"Yolculuklar sonunda, aşıklar buluşur" der SHAKESPEARE.
Aşk ilginç, harika bir duygu ve iki kişi arasında eşitlenmeyen tek şey.
Hani bazen birileri bize hiç yabancı gelmez, "sizi nereden tanıyorum" insanlarıdır onlar.
İlk merhabadan sonra "Sanki sizi uzun zamandır tanıyormuş gibiyim" hissini yaratan kişilerdir onları hiç tanımasak da.
Çünkü bazen hayat bize tam da tanımak istediğimiz insanı bir tepsi içinde ummadığımız anda sunuverir.
Keşfetmeyi beklediğimiz o kişiyi, beklediğimizi bile bilmediğimiz öbür yarımızı.
Seni anlayan, anlatan, tamamlayan birini bulmak inanılmaz bir şey ve senin de onu anlaman, onunla tamamlanman.
Sanki yüzün yokmuş önceden.
Gözlerin, kolların, bedenin yokmuş.
Sonra tek tek hepsini bulmuş, eksik parçaların bir araya gelmiş, bütünlenmiş gibi sonunda.
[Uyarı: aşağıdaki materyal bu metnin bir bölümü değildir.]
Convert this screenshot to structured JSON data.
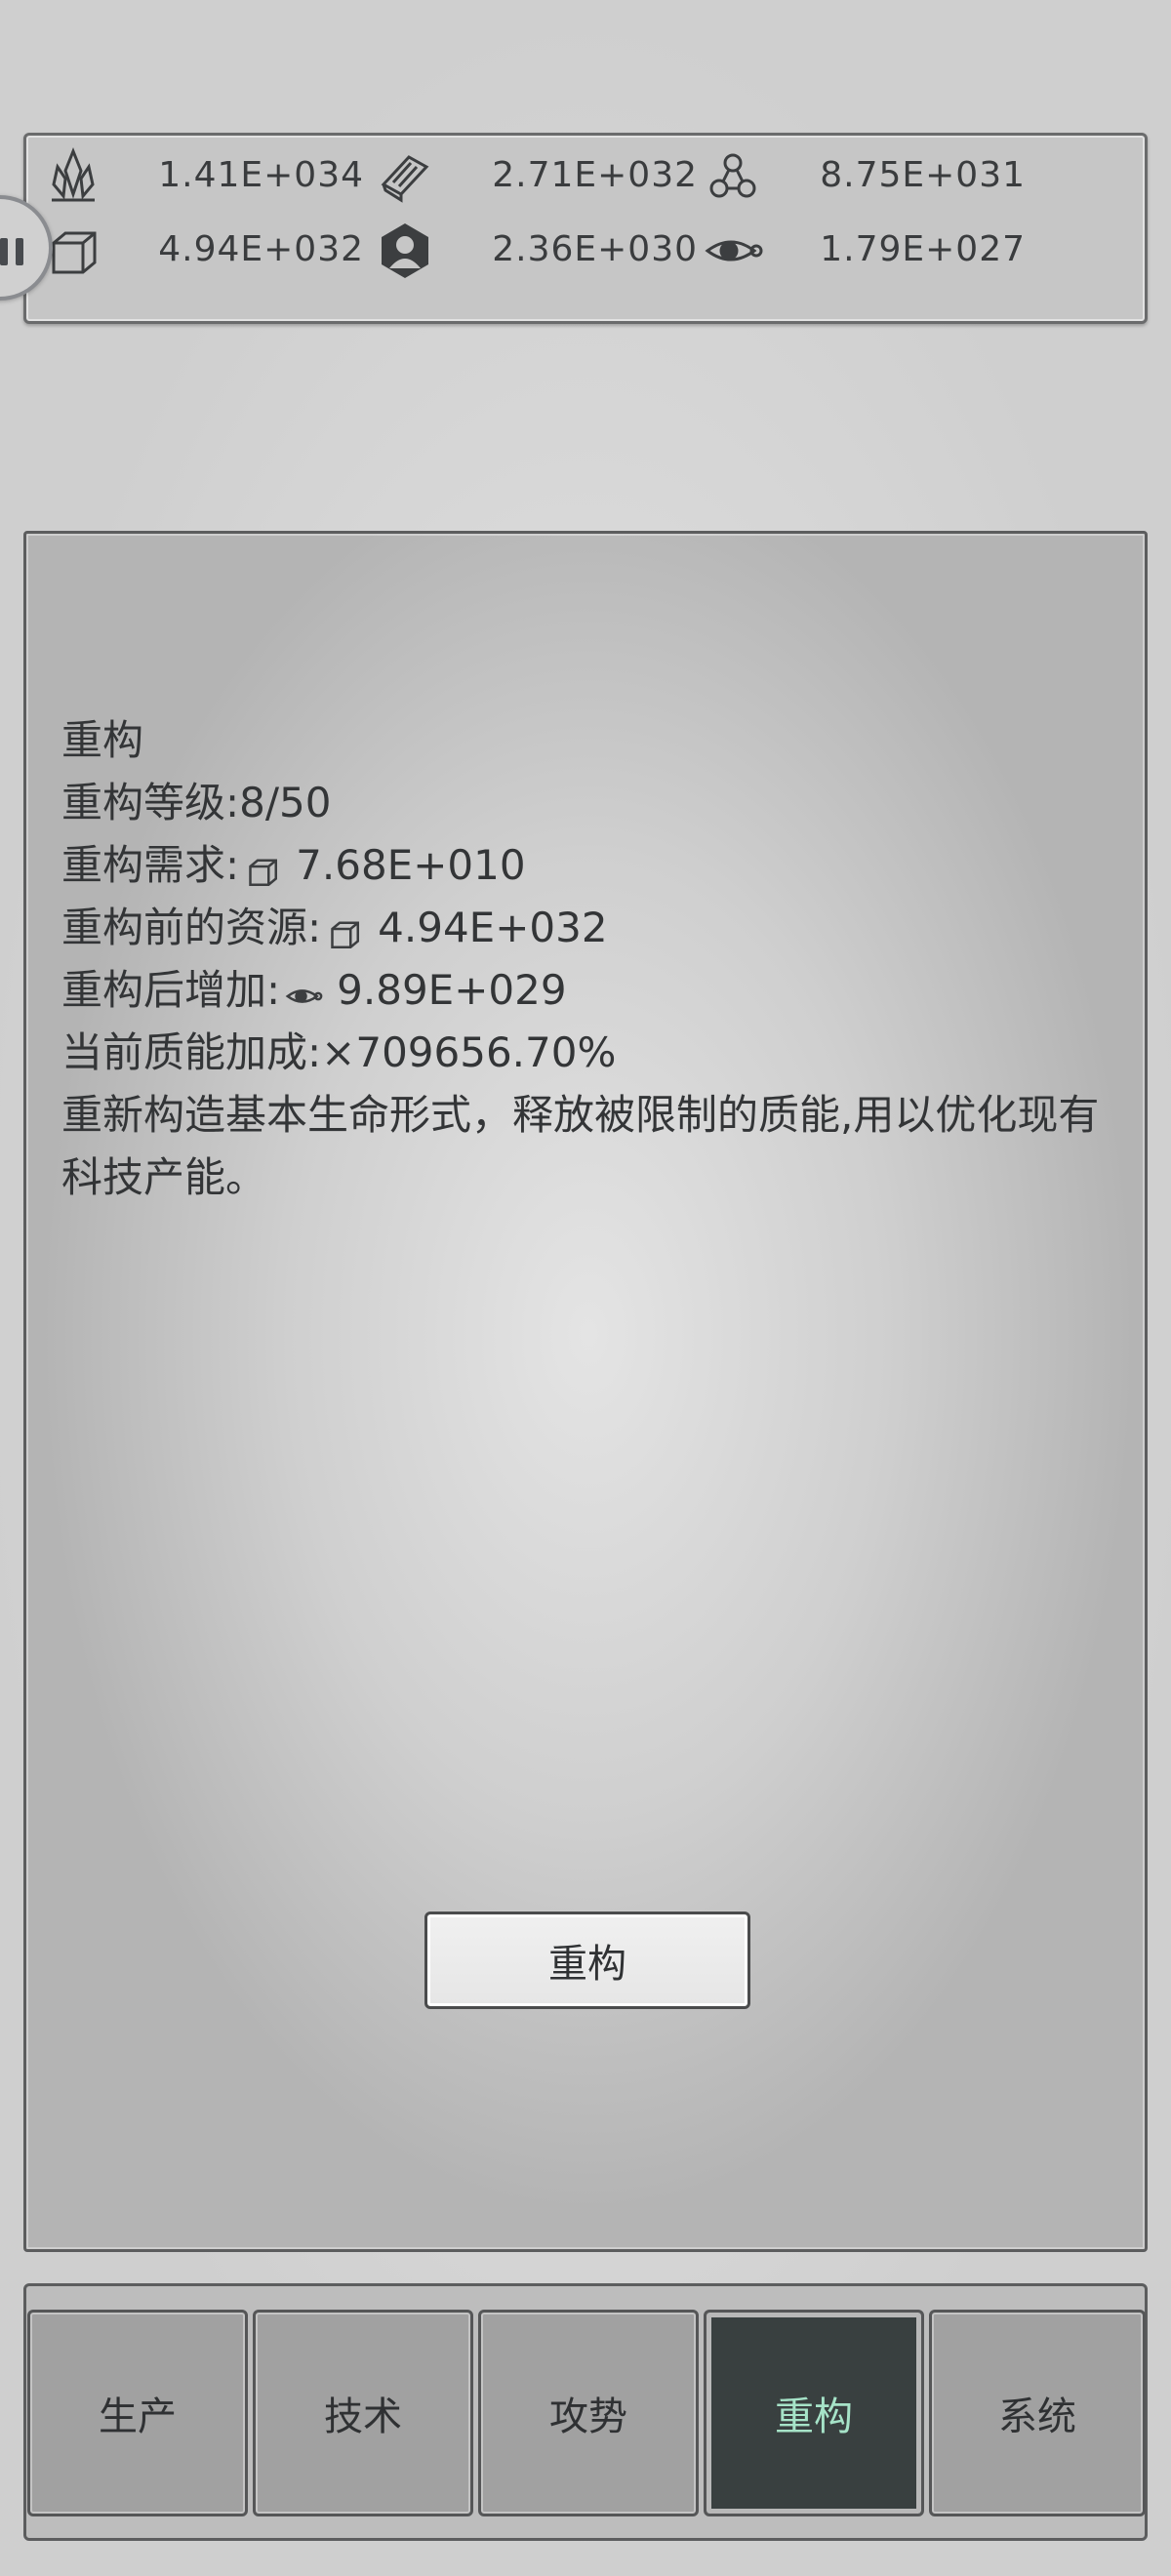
{
  "resources": [
    {
      "icon": "crystal-icon",
      "value": "1.41E+034"
    },
    {
      "icon": "ingot-icon",
      "value": "2.71E+032"
    },
    {
      "icon": "molecule-icon",
      "value": "8.75E+031"
    },
    {
      "icon": "cube-icon",
      "value": "4.94E+032"
    },
    {
      "icon": "population-icon",
      "value": "2.36E+030"
    },
    {
      "icon": "eye-orbit-icon",
      "value": "1.79E+027"
    }
  ],
  "rebuild": {
    "title": "重构",
    "level_label": "重构等级:",
    "level_value": "8/50",
    "requirement_label": "重构需求:",
    "requirement_icon": "cube-icon",
    "requirement_value": "7.68E+010",
    "before_label": "重构前的资源:",
    "before_icon": "cube-icon",
    "before_value": "4.94E+032",
    "gain_label": "重构后增加:",
    "gain_icon": "eye-orbit-icon",
    "gain_value": "9.89E+029",
    "bonus_label": "当前质能加成:",
    "bonus_value": "×709656.70%",
    "description": "重新构造基本生命形式，释放被限制的质能,用以优化现有科技产能。",
    "button_label": "重构"
  },
  "tabs": [
    {
      "label": "生产",
      "active": false
    },
    {
      "label": "技术",
      "active": false
    },
    {
      "label": "攻势",
      "active": false
    },
    {
      "label": "重构",
      "active": true
    },
    {
      "label": "系统",
      "active": false
    }
  ],
  "colors": {
    "active_tab_bg": "#394040",
    "active_tab_text": "#a6e3c8",
    "panel_border": "#5c5d5e"
  }
}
Sakatlıktan, eksiklikten kurtulmuş, tam olmuş gibi hisseder yarımını bulunca insan.
O kişi,
Sana bakıp, tek kelime etmeden, gözleriyle her şeyi anlatacak biri.
Üstelik onunla her şey sadece aşk da değildir.
Dostluktur.
Güvendir.
Yol arkadaşlığıdır.
Birbirine şımarmadan, yargılamadan aynı yöne birlikte bakmaktır.
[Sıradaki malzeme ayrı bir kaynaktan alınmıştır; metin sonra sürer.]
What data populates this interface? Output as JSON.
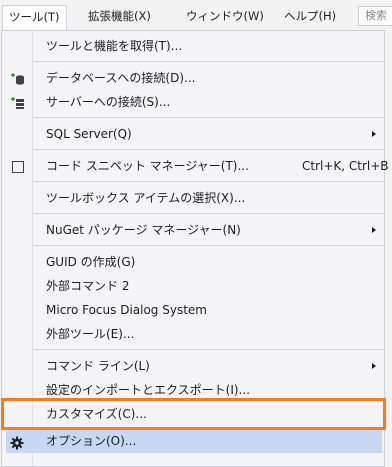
{
  "menubar": {
    "items": [
      {
        "label": "ツール(T)"
      },
      {
        "label": "拡張機能(X)"
      },
      {
        "label": "ウィンドウ(W)"
      },
      {
        "label": "ヘルプ(H)"
      }
    ],
    "search_text": "検索"
  },
  "menu": {
    "items": [
      {
        "label": "ツールと機能を取得(T)..."
      },
      {
        "label": "データベースへの接続(D)...",
        "icon": "database-connect-icon"
      },
      {
        "label": "サーバーへの接続(S)...",
        "icon": "server-connect-icon"
      },
      {
        "label": "SQL Server(Q)",
        "submenu": true
      },
      {
        "label": "コード スニペット マネージャー(T)...",
        "shortcut": "Ctrl+K, Ctrl+B",
        "icon": "checkbox-icon"
      },
      {
        "label": "ツールボックス アイテムの選択(X)..."
      },
      {
        "label": "NuGet パッケージ マネージャー(N)",
        "submenu": true
      },
      {
        "label": "GUID の作成(G)"
      },
      {
        "label": "外部コマンド 2"
      },
      {
        "label": "Micro Focus Dialog System"
      },
      {
        "label": "外部ツール(E)..."
      },
      {
        "label": "コマンド ライン(L)",
        "submenu": true
      },
      {
        "label": "設定のインポートとエクスポート(I)..."
      },
      {
        "label": "カスタマイズ(C)..."
      },
      {
        "label": "オプション(O)...",
        "icon": "gear-icon",
        "highlighted": true
      }
    ]
  },
  "colors": {
    "highlight": "#c7d8f3",
    "focus_outline": "#ef7d22",
    "menu_bg": "#f5f5f7"
  }
}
Aşk bize yaşadığımızı hissettirir.
Ayaklarımız yerden kesilir.
Bazen bir dakika, bazen bir saat, bazen yıllar sürer.
Yine de değeri azalmaz, her koşulda güzel anılar kalır.
Gerçek aşkı bulmak için ne bedel öderdiniz?
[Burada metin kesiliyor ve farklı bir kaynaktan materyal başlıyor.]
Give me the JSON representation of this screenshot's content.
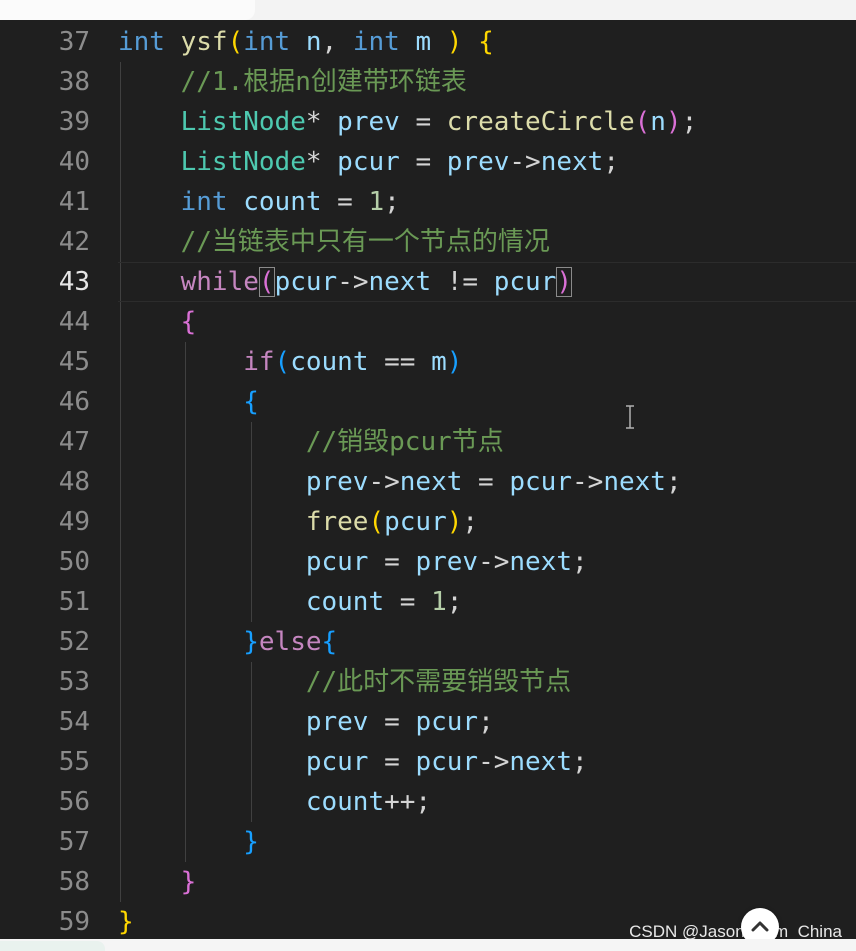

Neredeyse her şeyinizi verirsiniz değil mi?
Aşkı bulmak, pizza ısmarlamak gibi garantili bir şey değildir.
Aşk öngörülemez.
Para ile satın alınamaz. En güzel aşk hiç beklemediğimiz anda gelendir.
Tasavvuf ehli olanlar derki;
"Önce bir kula aşık ol.
Acısını çek.
Özlemini yaşa.
Ayrılığı bil ki, AŞK'ın ne olduğunu öğren.
Sevdiğinden ayrı düşmenin yangınını öğren.
Sonra büyük ilahi aşka talip ol"
Bilim ve sanata olan yatkınlığımız, inancımız, bizi sonsuz sevgiye ( İLAHİ AŞK'a) yaklaştıran tek araçtır.
Bizleri Allah'ın kulu olmaya layık kılacak tek gerçek araç inanç, ilim ve sanattır.
Rabbim, her iki yolculukta da bizleri ulaştıranlardan eylesin.